What is the role of hCG?

A
  • Maintains progesterone secretion from the corpus luteum until the placenta can synthesise its own progesterone.
  • Syncytiotrophoblasts secrete hCG soon after implantation (peaks ~8-10 weeks of gestation).
  • Measurable by day 7-8 post-conception.
  • In a non-fertile cycle, the CL will fail after 10 days and menstruation will occur.
  • An implanting embryo must prevent menstruation. The syncytiotrophoblast secretes Human Chorionic Gonadotropin (hCG).
  • From day 6-7 after fertilisation, hCG can be detected in maternal blood by immunoassay. Commercial kits pick it up in urine.
  • hCG mimics the action of LH and supports the steroid synthesis of the corpus luteum, and therefore prevents both menstruation and any further follicular development.
  • hCG stimulates the Leydig cells of male fetuses to produce testosterone - important for development of the male duct system.
20
Q

What are the functions of the placenta with respect to the fetal organs?

A
  • Fetal gut - supplying nutrients.
  • Fetal lung - exchanging O2 and CO2.
  • Fetal kidney - regulating fluid volumes and disposing of waste metabolites.
  • Endocrine gland - synthesis of steroids and proteins which affect both maternal and fetal metabolism.
21
Q

What are the functions of the placenta in the first 3 months?

A
  • 1st month - villus formation.
  • 2nd month - increasing surface area and circulation.
  • 3rd month - growing, becoming increasingly efficient.
  • Surface area of the diffusion membrane is huge. Most molecules can pass through the membrane - after 20 weeks, placental membrane thins even more with the loss of cytotrophoblast.
  • 3rd trimester syncytiotrophoblastic cells may be lost into the maternal blood.
22
Q

Describe nutrient exchange across the placenta throughout pregnancy.

A
  • Nutrient exchange is rapid and increases as pregnancy advances.
  • Water and electrolytes diffuse freely.
  • Glucose passes via facilitated diffusion.

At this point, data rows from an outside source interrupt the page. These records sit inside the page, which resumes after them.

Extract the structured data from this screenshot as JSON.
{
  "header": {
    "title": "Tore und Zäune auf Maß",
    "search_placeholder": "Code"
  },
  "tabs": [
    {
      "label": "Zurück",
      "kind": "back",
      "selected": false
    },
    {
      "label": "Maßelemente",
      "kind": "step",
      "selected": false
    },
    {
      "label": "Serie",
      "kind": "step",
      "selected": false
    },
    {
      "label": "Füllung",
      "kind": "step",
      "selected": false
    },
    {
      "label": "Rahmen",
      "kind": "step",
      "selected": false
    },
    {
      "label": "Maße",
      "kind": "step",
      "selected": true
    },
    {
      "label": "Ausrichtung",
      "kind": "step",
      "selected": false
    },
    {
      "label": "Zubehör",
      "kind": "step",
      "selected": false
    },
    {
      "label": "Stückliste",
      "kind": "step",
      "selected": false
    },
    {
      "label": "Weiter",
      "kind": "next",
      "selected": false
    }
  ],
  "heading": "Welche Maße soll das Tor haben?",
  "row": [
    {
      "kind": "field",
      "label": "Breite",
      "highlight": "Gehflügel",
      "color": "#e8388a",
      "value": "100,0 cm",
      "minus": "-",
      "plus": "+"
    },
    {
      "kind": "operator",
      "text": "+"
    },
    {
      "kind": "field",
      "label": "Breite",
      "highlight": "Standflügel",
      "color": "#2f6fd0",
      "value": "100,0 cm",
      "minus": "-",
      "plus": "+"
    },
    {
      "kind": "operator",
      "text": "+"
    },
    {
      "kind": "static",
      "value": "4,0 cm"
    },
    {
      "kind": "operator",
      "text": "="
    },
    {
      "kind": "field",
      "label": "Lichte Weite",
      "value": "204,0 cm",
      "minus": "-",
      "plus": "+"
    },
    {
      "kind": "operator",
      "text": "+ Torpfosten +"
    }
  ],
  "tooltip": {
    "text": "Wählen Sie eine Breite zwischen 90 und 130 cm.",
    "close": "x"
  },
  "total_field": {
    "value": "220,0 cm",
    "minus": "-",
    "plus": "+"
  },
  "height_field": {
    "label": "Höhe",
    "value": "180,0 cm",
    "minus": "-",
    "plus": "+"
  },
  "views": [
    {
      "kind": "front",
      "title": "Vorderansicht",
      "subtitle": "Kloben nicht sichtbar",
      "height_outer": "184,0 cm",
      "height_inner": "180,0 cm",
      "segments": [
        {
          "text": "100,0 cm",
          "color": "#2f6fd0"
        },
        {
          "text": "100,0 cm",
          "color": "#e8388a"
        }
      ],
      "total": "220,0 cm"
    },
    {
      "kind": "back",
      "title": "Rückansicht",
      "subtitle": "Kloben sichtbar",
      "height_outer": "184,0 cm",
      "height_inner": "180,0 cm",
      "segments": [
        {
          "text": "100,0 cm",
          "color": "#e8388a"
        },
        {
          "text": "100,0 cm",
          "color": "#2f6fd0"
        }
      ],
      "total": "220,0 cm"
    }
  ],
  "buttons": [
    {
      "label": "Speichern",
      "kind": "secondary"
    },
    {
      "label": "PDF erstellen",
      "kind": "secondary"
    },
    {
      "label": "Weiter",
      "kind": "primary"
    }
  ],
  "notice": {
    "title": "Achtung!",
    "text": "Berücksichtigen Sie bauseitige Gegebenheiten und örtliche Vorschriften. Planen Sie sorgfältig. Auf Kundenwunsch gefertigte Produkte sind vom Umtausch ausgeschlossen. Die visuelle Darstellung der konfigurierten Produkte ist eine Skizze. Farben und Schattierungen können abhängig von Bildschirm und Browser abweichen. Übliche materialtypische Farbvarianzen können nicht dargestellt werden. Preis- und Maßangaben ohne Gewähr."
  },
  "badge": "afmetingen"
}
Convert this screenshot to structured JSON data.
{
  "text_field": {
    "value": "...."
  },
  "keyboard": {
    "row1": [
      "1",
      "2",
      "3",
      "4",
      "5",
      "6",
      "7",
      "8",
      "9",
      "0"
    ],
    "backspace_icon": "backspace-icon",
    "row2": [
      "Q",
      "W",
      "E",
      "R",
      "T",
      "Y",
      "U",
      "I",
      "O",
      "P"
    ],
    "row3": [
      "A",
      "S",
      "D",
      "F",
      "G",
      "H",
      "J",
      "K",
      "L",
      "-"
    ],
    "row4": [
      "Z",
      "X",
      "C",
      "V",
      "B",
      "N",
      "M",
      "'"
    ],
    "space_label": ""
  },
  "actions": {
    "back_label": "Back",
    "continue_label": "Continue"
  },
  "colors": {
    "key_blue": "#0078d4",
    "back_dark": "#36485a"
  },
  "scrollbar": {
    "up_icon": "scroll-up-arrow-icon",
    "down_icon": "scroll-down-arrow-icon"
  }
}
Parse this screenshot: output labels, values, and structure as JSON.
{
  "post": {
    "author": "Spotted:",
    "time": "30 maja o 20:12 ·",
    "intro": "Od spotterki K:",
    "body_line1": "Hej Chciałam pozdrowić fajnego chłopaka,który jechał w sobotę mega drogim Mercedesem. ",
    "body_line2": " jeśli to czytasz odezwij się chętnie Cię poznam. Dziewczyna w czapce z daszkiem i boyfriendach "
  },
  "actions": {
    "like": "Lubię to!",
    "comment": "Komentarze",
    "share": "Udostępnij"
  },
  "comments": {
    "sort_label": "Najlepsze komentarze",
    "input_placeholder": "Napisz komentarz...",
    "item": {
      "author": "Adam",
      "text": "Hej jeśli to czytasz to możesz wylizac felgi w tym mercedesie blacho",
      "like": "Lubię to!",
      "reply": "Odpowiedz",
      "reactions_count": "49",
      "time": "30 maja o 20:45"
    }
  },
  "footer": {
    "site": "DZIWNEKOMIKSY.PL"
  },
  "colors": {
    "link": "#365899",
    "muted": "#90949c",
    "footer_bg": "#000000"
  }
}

Fetus has little capacity for gluconeogenesis.
    • Babies of diabetic mothers are heavier than normal range.
    • Storage of glycogen in liver for postnatal requirements.
  • Amino acids are actively transported for fetal growth.
  • Lipids cross as free fatty acids.
  • Vitamins.
23
Q

Describe the gas exchange which occurs across the placenta.

A
  • Simple diffusion of gases across the membrane is close to the efficiency of the lungs.
  • Concentration gradients are influenced by blood flow rates.
  • Quantity of O2 reaching the fetus is flow limited.
  • Fetal Hb has a greater affinity for O2 than adult Hb.
  • Towards the end of pregnancy, exchange capacity decreases and placenta is less able to meet the demands of the fetus.